Social Support. Postpartum Depression and Professional Assistance: A Survey of Mothers in the Midwestern United States

Corrigan, Catherine P., and Andrea N. Kwasky

The impetus for the study was derived from the U.S. practice guidelines for postpartum care and the need to better understand how mothers of newborns transition into motherhood. Lack of postpartum support can contribute to maternal and infant morbidity and mortality. Worldwide, the number of maternal deaths decreased by 47% from 1990 – 2010, yet the rate U.S. has doubled in the past 25 years. Among the many factors involved is the care of the postpartum mother. Assessing how mothers perceive social support may prove valuable to the overall health of mothers and their infants.

A descriptive, cross-sectional study examined whether mothers who screened positive for depression also self-reported feelings of postpartum depression; if percieved social support for mothers influenced their level of depressive symptoms and if mothers who were overwhelmed with childcare responsibilities, or overwhelmed in life since becoming a mother, sought professional help.

The results of the study revealed that nearly half of the participants who screened positive for depression according to the Edinburg Postnatel Depression Scale (score of 9 or above), self-reported not being depressed, in contrast to other research findings, where women who had a positive postpartum depression screen reported depressive symptoms.

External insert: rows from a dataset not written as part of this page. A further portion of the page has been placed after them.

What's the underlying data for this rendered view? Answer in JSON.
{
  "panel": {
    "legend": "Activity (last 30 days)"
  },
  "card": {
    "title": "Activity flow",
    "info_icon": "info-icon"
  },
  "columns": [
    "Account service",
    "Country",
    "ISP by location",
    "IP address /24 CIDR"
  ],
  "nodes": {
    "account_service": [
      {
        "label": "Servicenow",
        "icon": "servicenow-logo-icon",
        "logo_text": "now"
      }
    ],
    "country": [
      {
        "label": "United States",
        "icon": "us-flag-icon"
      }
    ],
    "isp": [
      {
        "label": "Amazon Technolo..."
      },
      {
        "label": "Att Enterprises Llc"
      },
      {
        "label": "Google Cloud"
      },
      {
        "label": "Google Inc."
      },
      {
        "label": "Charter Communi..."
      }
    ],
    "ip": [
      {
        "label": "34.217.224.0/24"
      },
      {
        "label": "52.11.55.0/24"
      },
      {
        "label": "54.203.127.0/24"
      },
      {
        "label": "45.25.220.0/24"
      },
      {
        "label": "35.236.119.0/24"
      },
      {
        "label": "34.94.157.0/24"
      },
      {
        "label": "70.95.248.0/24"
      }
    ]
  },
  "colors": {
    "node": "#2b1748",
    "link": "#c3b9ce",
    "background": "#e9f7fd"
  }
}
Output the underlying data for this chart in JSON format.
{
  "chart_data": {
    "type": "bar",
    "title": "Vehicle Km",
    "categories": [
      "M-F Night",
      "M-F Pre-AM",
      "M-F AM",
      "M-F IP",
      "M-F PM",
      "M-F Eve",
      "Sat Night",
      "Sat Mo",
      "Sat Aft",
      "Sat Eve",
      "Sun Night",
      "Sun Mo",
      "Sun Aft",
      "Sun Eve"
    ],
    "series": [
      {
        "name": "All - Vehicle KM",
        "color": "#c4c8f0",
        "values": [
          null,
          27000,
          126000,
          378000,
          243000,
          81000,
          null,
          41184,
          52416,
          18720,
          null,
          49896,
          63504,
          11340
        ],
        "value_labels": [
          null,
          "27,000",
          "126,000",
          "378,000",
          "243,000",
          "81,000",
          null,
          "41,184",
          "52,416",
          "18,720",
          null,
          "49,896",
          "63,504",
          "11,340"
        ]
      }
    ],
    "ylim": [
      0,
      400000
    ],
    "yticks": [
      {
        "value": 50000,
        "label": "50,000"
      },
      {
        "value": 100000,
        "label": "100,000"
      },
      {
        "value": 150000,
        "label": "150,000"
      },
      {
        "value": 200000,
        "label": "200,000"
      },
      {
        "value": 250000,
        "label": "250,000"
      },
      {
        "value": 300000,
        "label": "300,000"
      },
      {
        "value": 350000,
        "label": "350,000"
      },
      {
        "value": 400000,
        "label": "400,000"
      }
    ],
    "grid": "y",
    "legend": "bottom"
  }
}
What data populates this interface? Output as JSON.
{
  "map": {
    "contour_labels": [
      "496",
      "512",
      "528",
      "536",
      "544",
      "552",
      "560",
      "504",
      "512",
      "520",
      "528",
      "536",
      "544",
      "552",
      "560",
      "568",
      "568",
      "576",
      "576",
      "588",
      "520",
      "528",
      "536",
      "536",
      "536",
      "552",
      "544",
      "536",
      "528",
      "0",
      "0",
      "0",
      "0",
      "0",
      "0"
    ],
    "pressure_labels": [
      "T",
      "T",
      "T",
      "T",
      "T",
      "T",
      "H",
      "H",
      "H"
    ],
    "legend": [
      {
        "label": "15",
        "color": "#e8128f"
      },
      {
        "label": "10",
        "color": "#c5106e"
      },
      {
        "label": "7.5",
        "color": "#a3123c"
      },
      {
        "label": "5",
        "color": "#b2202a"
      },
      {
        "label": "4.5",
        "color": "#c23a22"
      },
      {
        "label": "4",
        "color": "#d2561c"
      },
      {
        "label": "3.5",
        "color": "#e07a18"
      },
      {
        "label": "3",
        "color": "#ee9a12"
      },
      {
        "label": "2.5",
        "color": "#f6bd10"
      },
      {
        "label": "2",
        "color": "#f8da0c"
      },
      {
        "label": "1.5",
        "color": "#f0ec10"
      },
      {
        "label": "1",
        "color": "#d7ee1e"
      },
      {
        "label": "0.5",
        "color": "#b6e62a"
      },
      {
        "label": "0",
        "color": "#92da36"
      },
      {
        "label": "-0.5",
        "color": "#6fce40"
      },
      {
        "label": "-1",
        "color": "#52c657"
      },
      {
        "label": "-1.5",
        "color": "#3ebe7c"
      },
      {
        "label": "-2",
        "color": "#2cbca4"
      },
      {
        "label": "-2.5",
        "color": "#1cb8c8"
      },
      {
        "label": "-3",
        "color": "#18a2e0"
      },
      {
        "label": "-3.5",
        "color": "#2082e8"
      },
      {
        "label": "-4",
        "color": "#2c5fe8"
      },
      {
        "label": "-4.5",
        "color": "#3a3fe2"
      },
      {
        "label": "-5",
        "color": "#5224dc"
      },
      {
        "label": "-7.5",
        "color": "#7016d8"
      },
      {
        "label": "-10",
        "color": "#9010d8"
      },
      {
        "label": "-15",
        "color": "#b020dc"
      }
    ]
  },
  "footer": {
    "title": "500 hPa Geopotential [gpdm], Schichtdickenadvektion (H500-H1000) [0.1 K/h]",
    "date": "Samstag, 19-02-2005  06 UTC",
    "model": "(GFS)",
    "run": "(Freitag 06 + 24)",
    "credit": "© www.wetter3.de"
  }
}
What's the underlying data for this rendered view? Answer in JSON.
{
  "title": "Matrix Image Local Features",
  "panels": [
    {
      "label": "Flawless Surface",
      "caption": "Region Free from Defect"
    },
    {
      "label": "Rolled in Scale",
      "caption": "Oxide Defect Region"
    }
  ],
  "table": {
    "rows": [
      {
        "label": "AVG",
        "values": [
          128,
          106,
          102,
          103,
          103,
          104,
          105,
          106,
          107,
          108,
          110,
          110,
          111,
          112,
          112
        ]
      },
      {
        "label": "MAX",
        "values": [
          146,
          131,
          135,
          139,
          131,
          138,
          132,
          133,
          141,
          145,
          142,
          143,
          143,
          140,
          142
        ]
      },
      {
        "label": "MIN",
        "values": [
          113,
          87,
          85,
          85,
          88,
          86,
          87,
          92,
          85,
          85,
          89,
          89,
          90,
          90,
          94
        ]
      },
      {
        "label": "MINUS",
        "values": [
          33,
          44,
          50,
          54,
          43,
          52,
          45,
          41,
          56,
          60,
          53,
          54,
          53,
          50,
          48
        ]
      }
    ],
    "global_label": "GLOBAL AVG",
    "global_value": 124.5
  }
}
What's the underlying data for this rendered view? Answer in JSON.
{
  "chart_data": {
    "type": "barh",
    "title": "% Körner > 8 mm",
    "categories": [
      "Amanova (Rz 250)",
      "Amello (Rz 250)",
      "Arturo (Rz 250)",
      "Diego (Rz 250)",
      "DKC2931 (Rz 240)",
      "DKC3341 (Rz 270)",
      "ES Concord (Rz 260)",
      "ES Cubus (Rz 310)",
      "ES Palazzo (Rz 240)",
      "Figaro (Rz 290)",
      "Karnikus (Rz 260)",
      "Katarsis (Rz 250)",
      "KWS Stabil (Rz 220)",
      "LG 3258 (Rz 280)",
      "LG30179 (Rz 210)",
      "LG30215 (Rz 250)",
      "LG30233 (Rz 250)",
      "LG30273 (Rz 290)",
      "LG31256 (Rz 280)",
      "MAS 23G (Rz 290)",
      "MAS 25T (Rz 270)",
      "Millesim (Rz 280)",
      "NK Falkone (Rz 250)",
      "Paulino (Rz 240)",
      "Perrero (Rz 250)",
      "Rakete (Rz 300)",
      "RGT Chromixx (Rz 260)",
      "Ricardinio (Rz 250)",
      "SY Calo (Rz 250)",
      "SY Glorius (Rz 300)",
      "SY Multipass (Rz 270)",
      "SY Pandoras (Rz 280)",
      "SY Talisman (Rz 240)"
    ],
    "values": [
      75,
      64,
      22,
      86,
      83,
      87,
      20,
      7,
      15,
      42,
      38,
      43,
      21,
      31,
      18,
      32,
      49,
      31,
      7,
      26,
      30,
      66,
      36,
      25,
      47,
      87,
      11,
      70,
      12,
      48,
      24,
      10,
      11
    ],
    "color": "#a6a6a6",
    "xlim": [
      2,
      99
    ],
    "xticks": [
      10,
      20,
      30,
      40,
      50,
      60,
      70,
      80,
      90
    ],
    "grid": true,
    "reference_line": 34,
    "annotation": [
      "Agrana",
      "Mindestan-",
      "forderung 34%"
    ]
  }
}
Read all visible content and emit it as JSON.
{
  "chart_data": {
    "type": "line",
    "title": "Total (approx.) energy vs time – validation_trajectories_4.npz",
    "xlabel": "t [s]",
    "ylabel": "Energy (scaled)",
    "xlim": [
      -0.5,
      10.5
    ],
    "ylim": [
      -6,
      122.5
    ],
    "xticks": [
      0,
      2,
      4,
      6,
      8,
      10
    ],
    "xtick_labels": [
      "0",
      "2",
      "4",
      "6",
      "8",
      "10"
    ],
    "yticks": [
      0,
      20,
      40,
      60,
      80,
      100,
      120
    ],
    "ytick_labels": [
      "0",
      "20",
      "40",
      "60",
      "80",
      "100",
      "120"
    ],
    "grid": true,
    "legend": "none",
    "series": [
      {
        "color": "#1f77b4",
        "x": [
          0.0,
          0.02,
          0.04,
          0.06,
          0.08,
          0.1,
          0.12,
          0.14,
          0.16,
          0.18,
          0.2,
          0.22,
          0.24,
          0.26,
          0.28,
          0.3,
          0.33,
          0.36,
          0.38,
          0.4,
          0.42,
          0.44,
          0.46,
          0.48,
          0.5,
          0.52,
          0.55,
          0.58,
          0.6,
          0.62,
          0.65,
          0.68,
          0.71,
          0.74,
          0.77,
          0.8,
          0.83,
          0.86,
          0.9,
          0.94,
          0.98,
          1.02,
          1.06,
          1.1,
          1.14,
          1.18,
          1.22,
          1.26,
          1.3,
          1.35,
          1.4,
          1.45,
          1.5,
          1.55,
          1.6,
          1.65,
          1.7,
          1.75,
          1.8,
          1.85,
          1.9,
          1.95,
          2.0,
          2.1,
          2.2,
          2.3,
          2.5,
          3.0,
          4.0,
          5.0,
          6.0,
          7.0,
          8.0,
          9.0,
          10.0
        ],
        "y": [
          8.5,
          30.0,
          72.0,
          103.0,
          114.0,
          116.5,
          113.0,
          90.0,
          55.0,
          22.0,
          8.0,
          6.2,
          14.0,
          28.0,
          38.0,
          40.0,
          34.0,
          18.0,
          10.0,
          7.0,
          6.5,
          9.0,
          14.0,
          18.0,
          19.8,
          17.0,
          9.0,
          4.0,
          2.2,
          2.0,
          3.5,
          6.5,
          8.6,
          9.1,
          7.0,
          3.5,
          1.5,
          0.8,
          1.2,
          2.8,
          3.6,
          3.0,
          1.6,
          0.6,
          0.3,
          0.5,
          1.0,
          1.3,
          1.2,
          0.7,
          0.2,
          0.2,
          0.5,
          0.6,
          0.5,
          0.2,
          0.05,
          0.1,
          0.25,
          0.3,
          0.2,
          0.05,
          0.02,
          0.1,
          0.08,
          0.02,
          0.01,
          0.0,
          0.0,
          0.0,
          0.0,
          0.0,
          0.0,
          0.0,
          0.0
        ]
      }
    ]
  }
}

Secondly. mothers who sought professional help tended to feel more overwhelmed in life since becoming a mother, rather than being more overwhelmed with childcare responsibilities per se.

Finally, over one third of the participants in this study attended prenatal classes, yet only two participants attended postnatal classes. Although mothers obtain postpartum instruction in prenatal classes, they often have questions after they return home. A total of 72% (n=44) of the participants contacted healthcare professionals for help in the postpartum period and half of the women who did not have contact with a nurse or doula in the first week after delivery, indicated that this contact would have been beneficial.